Can you provide a link to the full project please? Your screenshot only presents a small snapshot of the project’s tasks.

I would assume that at some point before then, you’ve either been asked to create a function called get_y() which computes the line equation or it has been done for you and it’s function explained.

The instruction

Use get_y() to get the y-value that x_point would be on the line

is just asking you to use that function, get_y(), with the appropriate parameters for m, x and b to compute the expected value for y.

For example:

x_point = 3 # you are getting this value from the "point" variable, but i'm setting it to 3 for the purposes of this example
gradient = 2 # the "m" term in the equation of a line is its gradient
intercept = 4 # the "b" term in the equation of a line is its intercept, or the point at which it crosses the y-axis
# so, if we know these parameters, instruction #3 would be to call "get_y()" with these parameters:
calc_y_point = get_y(gradient, intercept, x_point)
# subsequently:
print(calc_y_point) # output: 10 (y = mx + b -> (2 * 3) + 4 -> 6 + 4 -> 10)

One of the tasks you’re asked to do in that project is to complete the function definition for the function get_y().

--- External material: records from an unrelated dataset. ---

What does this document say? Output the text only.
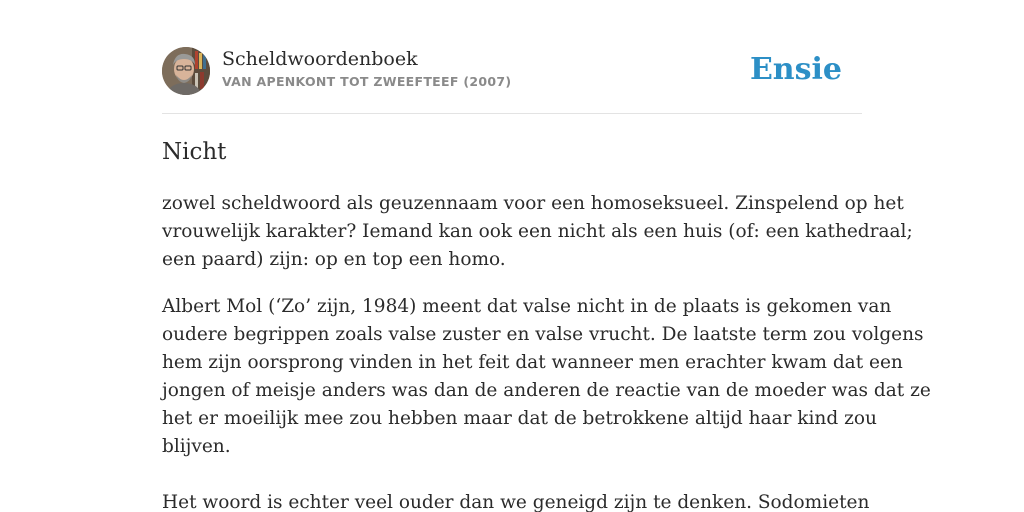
Scheldwoordenboek
VAN APENKONT TOT ZWEEFTEEF (2007)	Ensie
Nicht

zowel scheldwoord als geuzennaam voor een homoseksueel. Zinspelend op het
vrouwelijk karakter? Iemand kan ook een nicht als een huis (of: een kathedraal;
een paard) zijn: op en top een homo.

Albert Mol (‘Zo’ zijn, 1984) meent dat valse nicht in de plaats is gekomen van
oudere begrippen zoals valse zuster en valse vrucht. De laatste term zou volgens
hem zijn oorsprong vinden in het feit dat wanneer men erachter kwam dat een
jongen of meisje anders was dan de anderen de reactie van de moeder was dat ze
het er moeilijk mee zou hebben maar dat de betrokkene altijd haar kind zou
blijven.

Het woord is echter veel ouder dan we geneigd zijn te denken. Sodomieten
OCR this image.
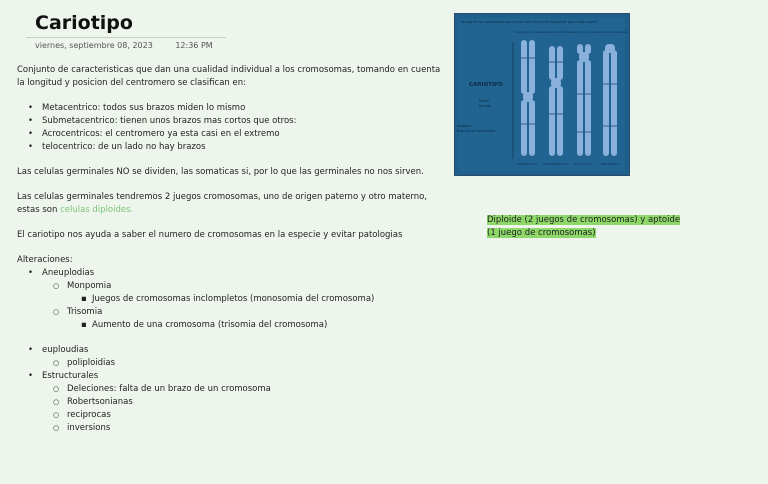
Cariotipo
viernes, septiembre 08, 2023	12:36 PM

Conjunto de caracteristicas que dan una cualidad individual a los cromosomas, tomando en cuenta la longitud y posicion del centromero se clasifican en:

• Metacentrico: todos sus brazos miden lo mismo
• Submetacentrico: tienen unos brazos mas cortos que otros:
• Acrocentricos: el centromero ya esta casi en el extremo
• telocentrico: de un lado no hay brazos

Las celulas germinales NO se dividen, las somaticas si, por lo que las germinales no nos sirven.

Las celulas germinales tendremos 2 juegos cromosomas, uno de origen paterno y otro materno, estas son celulas diploides.

El cariotipo nos ayuda a saber el numero de cromosomas en la especie y evitar patologias

Alteraciones:

• Aneuplodias
○ Monpomia
▪ Juegos de cromosomas inclompletos (monosomia del cromosoma)
○ Trisomia
▪ Aumento de una cromosoma (trisomia del cromosoma)
• euploudias
○ poliploidias
• Estructurales
○ Deleciones: falta de un brazo de un cromosoma
○ Robertsonianas
○ reciprocas
○ inversions
Arreglo de los cromosomas que hay en una célula y se especifican para cada especie
Conjunto de características morfológicas de los cromosomas de una célula
CARIOTIPO
Patrón
Bandas
Longitud
Posición del centrómero
Metacéntrico Submetacéntrico Acrocéntrico	Telocéntrico
Diploide (2 juegos de cromosomas) y aptoide (1 juego de cromosomas)
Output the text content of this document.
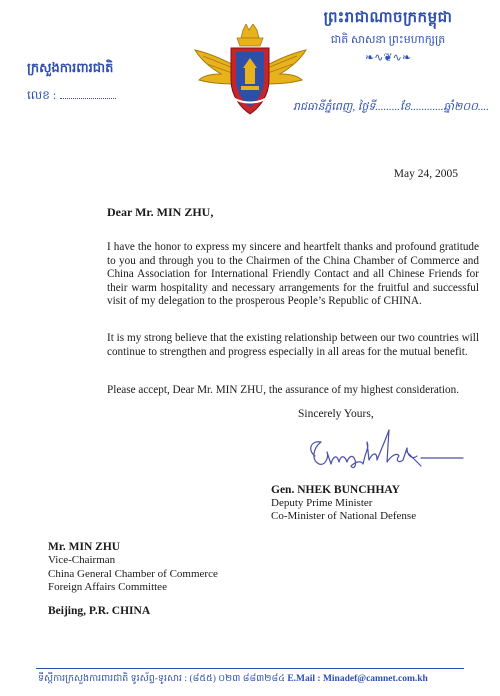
ព្រះរាជាណាចក្រកម្ពុជា
ជាតិ សាសនា ព្រះមហាក្សត្រ
❧∿❦∿❧
ក្រសួងការពារជាតិ
លេខ :
រាជធានីភ្នំពេញ, ថ្ងៃទី.........ខែ............ឆ្នាំ២០០....
May 24, 2005
Dear Mr. MIN ZHU,
I have the honor to express my sincere and heartfelt thanks and profound gratitude to you and through you to the Chairmen of the China Chamber of Commerce and China Association for International Friendly Contact and all Chinese Friends for their warm hospitality and necessary arrangements for the fruitful and successful visit of my delegation to the prosperous People’s Republic of CHINA.
It is my strong believe that the existing relationship between our two countries will continue to strengthen and progress especially in all areas for the mutual benefit.
Please accept, Dear Mr. MIN ZHU, the assurance of my highest consideration.
Sincerely Yours,
Gen. NHEK BUNCHHAY
Deputy Prime Minister
Co-Minister of National Defense
Mr. MIN ZHU
Vice-Chairman
China General Chamber of Commerce
Foreign Affairs Committee
Beijing, P.R. CHINA
ទីស្តីការក្រសួងការពារជាតិ ទូរស័ព្ទ-ទូរសារ : (៨៥៥) ០២៣ ៨៨៣២៨៤ E.Mail : Minadef@camnet.com.kh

I presume that you’ve done this step, so you ought to know what the parameters are for that function and what it returns.

It would seem that I guessed correctly in my previous post as to what the task is expecting of you:

If you’re attempting this project, one presumes that you’re comfortable with how functions work in Python. If you’re not comfortable with defining and calling functions, I would suggest that you re-visit the material which covers this before re-attempting Reggie’s Linear Regression.

Your function, in In [3], is calculating a value for y - but you’re doing it by manually providing an expression (m*x_point + b) where you have previously implemented a function (get_y()) to do that for you…

Hi there. Thanks for starting the thread @thiyamsureshsingh and thanks for the explanation @thepitycoder.
I’ve got another question regarding this project… apologies in advance if this question was better put in a different thread.

On this same project I’ve noticed that the solution presents the following code:

def calculate_all_error(m, b, points):
total_error = 0
for point in datapoints:
point_error = calculate_error(m, b, point)
total_error += point_error
return total_error

Shouldn’t the third line be for point in points: ?

This actually makes no difference in the final answer as the data points are actually stored on a global variable ‘datapoints’.

Shouldn’t make too much difference in the code here due to datapoints being passed to the function but if datapoints was changed to another list of a different size, there may be problems. I’ve done it slightly differently and might make a bit more sense:

def calculate_all_error(m, b, points):
error_total = 0
for i in range(0, len(points)):
error_total += calculate_error(m, b, points[i])
return error_total

I’d agree that it probably should be for point in points:. Relying on globals is often bad practice and in this case you have a function argument that does nothing. Unless you have a good reason for using indexes in Python it’s generally better to iterate through the sequence itself rather than indexing it. for point in points: is the more “pythonic” way to do this.